Une politique écologiste doit bien sûr être une politique anarchiste, mais pas simplement cela. C’est dans la mesure où cette politique devra présenter une critique globale et sans compromis de toutes les formes de domination, et devra théoriser une pratique de lutte sans fin contre la domination, qu’elle sera dans la droite ligne des traditions les plus « nobles » de l’anarchisme. Mais cette critique de la domination n’est que le moment négatif qui conduit à une vision positive plus essentielle. « Se libérer de quelque chose », y compris de la domination, ne peut être une valeur positive fondamentale ; le « libertarianisme » n’est qu’une déviation, contrairement à cette notion abstraite et non théorisée de « liberté » que les libertariens de droite fétichisent. Le plus important dans le projet libérateur, c’est la quête sans fin d’une plus grande plénitude d’existence : quête d’un processus universel de réalisation de soi qui permet le plus grand développement possible d’un système harmonieux du bien dans la nature. En réalisant leur destinée de communauté fondée sur une synthèse harmonieuse de la raison, de la passion et de l’imagination, les humains réalisent également leur destinée d’êtres planétaires qui jouent leur rôle dans la floraison riche et magnifique de la biosphère.

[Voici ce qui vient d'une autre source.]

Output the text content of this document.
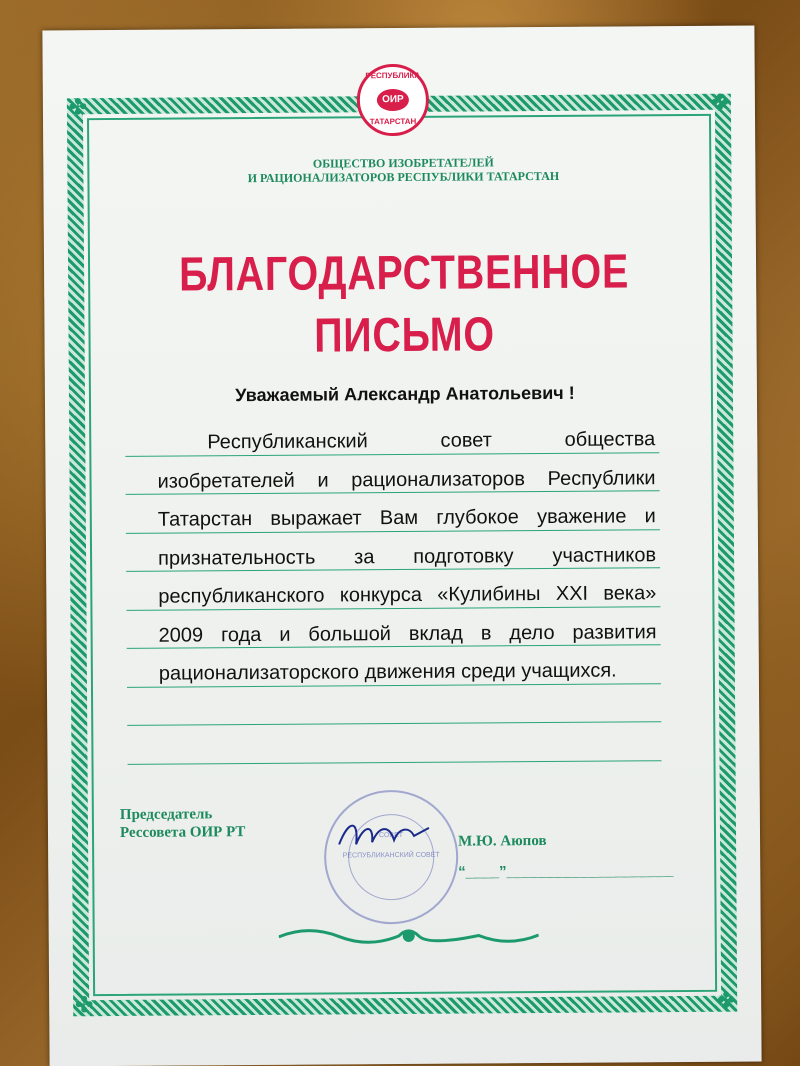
✤	✤
✤	✤
РЕСПУБЛИКА
ОИР
ТАТАРСТАН
ОБЩЕСТВО ИЗОБРЕТАТЕЛЕЙ
И РАЦИОНАЛИЗАТОРОВ РЕСПУБЛИКИ ТАТАРСТАН
БЛАГОДАРСТВЕННОЕ
ПИСЬМО
Уважаемый Александр Анатольевич !
Республиканский совет общества изобретателей и рационализаторов Республики Татарстан выражает Вам глубокое уважение и признательность за подготовку участников республиканского конкурса «Кулибины XXI века» 2009 года и большой вклад в дело развития рационализаторского движения среди учащихся.
Председатель
Рессовета ОИР РТ	СОВЕТ
РЕСПУБЛИКАНСКИЙ СОВЕТ
М.Ю. Аюпов
“____”____________________
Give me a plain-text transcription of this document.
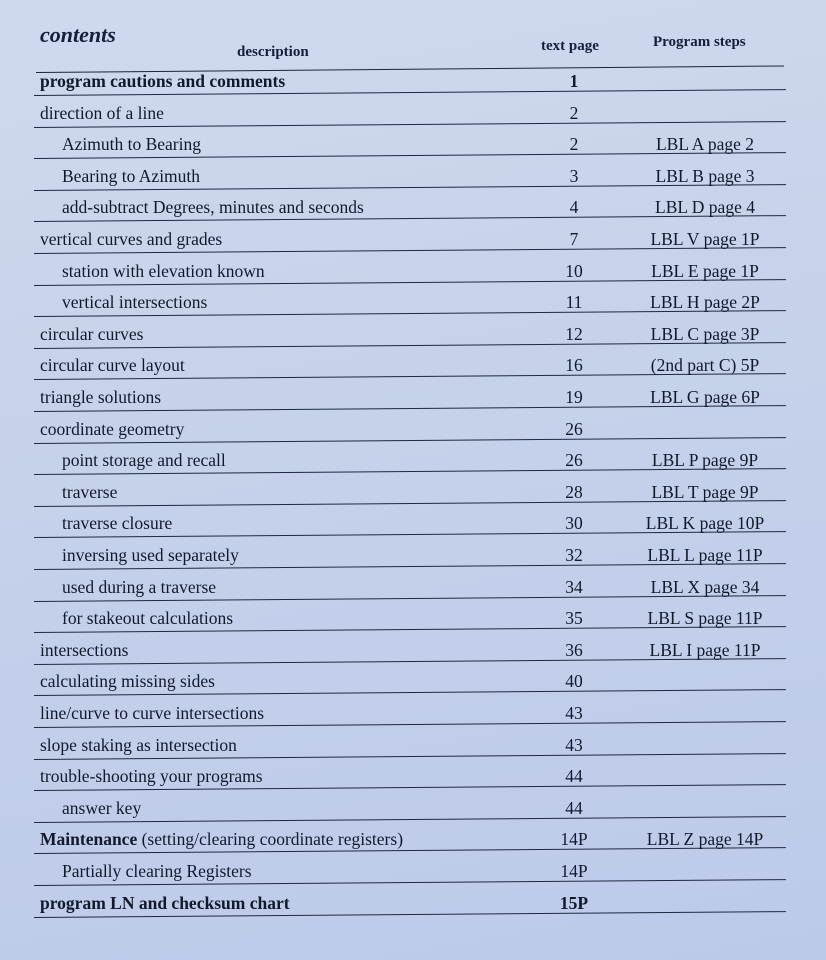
contents
description	text page	Program steps
program cautions and comments	1
direction of a line	2
Azimuth to Bearing	2	LBL A page 2
Bearing to Azimuth	3	LBL B page 3
add-subtract Degrees, minutes and seconds	4	LBL D page 4
vertical curves and grades	7	LBL V page 1P
station with elevation known	10	LBL E page 1P
vertical intersections	11	LBL H page 2P
circular curves	12	LBL C page 3P
circular curve layout	16	(2nd part C) 5P
triangle solutions	19	LBL G page 6P
coordinate geometry	26
point storage and recall	26	LBL P page 9P
traverse	28	LBL T page 9P
traverse closure	30	LBL K page 10P
inversing used separately	32	LBL L page 11P
used during a traverse	34	LBL X page 34
for stakeout calculations	35	LBL S page 11P
intersections	36	LBL I page 11P
calculating missing sides	40
line/curve to curve intersections	43
slope staking as intersection	43
trouble-shooting your programs	44
answer key	44
Maintenance (setting/clearing coordinate registers)	14P	LBL Z page 14P
Partially clearing Registers	14P
program LN and checksum chart	15P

Il est nécessaire de repenser (et de re-théoriser) le problème de la nature, et de remettre en cause encore une fois l’opposition culture/nature. Une vision mécaniste de la nature et une subjectivité solipsiste [3] aliénée par rapport à la terre font partie du lourd tribut que fait payer le dualisme cartésien. Il n’est pas étonnant que les sciences humanistes aient cherché à se réapproprier la nature, mais elles n’ont pu le faire qu’en la réduisant à sa simple représentation dans la sphère de la culture et de l’imagination.

Pour accomplir la transformation sociale il faudra « faire l’impossible » c'est-à-dire créer la communauté utopique et non simplement en rêver, de même faudra-t-il « penser l’impossible » : dépasser la frontière qui sépare culture et nature. En même temps que nous devons fuir le réductionnisme et le mécanisme de l’ancien « matérialisme historique » aujourd’hui discrédité, nous devons nous ouvrir à un naturalisme nouveau, plus prometteur, qui prend au sérieux les relations complexes et denses entre l’esprit et la matière, entre le fait et la valeur (pour en fin de compte transcender ces dualités), naturalisme qui situe l’évolution de la culture humaine dans le contexte incontournable de l’histoire de la nature concrète et élaborée. Nous devons, une fois de plus, appréhender la vieille notion de Terre comme être vivant, comme berceau d’une vie qui s’autodéveloppe.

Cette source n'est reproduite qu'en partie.